The full-throated attacks on Mitt Romney's record at Bain Capital by his rivals for the GOP nomination may be backfiring. Texas Gov. Rick Perry discovered that the hard way on Thursday when a former fundraiser and key supporter said the attacks crossed the line and switched to the Romney camp.

"I think his attacks on Bain are just inappropriate and not part of what the Republican Party should be standing for," said Barry Wynn, a former Republican state chairman in South Carolina and an investment fund executive who had been helping Perry.

"If you throw hatchets, you're going to get some in the back occasionally," Wynn said in an interview with National Journal/CBS News.

Perry's South Carolina advisor Katon Dawson, also a former state party chairman, said, "Rick Perry's not listening to the chattering class, he's talking to the voting class."

Still, Perry's attacks on Romney and Bain Capital disappeared from his stump speech Wednesday afternoon, just before news broke that Wynn had switched his allegiance to Romney.
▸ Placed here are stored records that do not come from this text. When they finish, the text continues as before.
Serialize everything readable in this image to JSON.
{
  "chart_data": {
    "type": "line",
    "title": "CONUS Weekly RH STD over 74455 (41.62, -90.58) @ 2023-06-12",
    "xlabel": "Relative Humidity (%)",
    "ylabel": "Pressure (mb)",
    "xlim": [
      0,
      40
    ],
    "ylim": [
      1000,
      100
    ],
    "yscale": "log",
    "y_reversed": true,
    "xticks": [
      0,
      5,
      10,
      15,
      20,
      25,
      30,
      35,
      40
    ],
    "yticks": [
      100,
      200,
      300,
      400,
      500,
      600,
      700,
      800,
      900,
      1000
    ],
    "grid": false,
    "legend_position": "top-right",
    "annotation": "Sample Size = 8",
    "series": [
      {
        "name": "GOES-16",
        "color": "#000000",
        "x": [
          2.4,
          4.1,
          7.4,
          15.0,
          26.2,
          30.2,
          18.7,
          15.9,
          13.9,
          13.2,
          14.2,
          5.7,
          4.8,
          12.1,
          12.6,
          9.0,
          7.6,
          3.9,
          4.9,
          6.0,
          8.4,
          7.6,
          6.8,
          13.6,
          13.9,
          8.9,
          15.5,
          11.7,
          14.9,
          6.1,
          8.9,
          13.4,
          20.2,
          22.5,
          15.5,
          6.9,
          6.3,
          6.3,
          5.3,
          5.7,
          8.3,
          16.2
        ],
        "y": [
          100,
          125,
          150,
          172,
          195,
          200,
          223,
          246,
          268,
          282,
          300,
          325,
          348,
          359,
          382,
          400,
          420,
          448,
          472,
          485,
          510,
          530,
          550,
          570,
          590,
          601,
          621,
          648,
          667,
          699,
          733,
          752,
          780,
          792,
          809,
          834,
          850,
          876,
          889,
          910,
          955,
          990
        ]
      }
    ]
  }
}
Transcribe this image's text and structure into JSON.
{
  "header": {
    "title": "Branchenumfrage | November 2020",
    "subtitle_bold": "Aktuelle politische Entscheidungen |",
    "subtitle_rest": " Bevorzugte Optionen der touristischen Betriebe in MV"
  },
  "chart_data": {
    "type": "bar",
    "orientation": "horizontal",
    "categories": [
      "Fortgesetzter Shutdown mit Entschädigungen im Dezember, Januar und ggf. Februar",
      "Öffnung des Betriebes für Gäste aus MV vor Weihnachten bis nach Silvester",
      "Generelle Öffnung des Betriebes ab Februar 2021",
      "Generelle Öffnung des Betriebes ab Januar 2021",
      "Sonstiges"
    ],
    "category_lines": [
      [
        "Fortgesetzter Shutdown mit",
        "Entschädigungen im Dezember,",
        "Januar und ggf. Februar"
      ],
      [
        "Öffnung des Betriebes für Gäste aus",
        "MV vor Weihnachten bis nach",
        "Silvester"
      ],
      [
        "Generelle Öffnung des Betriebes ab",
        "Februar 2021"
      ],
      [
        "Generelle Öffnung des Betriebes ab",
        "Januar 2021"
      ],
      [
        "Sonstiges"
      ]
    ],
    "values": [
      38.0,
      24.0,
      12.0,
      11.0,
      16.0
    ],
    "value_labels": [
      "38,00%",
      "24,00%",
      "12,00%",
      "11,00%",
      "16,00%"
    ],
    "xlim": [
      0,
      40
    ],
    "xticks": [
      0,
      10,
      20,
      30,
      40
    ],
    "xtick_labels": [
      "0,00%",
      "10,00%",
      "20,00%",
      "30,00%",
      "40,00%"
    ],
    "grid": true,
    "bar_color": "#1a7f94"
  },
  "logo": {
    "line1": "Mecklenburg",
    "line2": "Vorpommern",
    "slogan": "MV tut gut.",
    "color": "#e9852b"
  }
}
He had been hitting the former Massachusetts governor for participating in "vulture capitalism" for his work at Bain, which he said resulted in people getting tossed out of jobs while Bain and stockholders made big profits. Conservative writers and talk show host Rush Limbaugh have accused Perry and former House Speaker Newt Gingrich, who has sounded similar themes, of a wrong-headed attack on capitalism.

"It's pretty hard to make the argument that the governor of the state that's created more jobs than any other state in the nation is against the free market," Perry told Fox News today. But he has also backed down from using the term "vulture capitalism" in interviews today, opting for a more mild criticism that private equity firms should try to save struggling companies.

"I think we're making the point that the Republican Party should always be about creating a climate where jobs can be created. There are a lot of private equity firms that come in and they help build jobs, but in those cases where they come in and basically taken the profits out of this companies and sold them for a quick profit, I'm not for that," he said on Fox.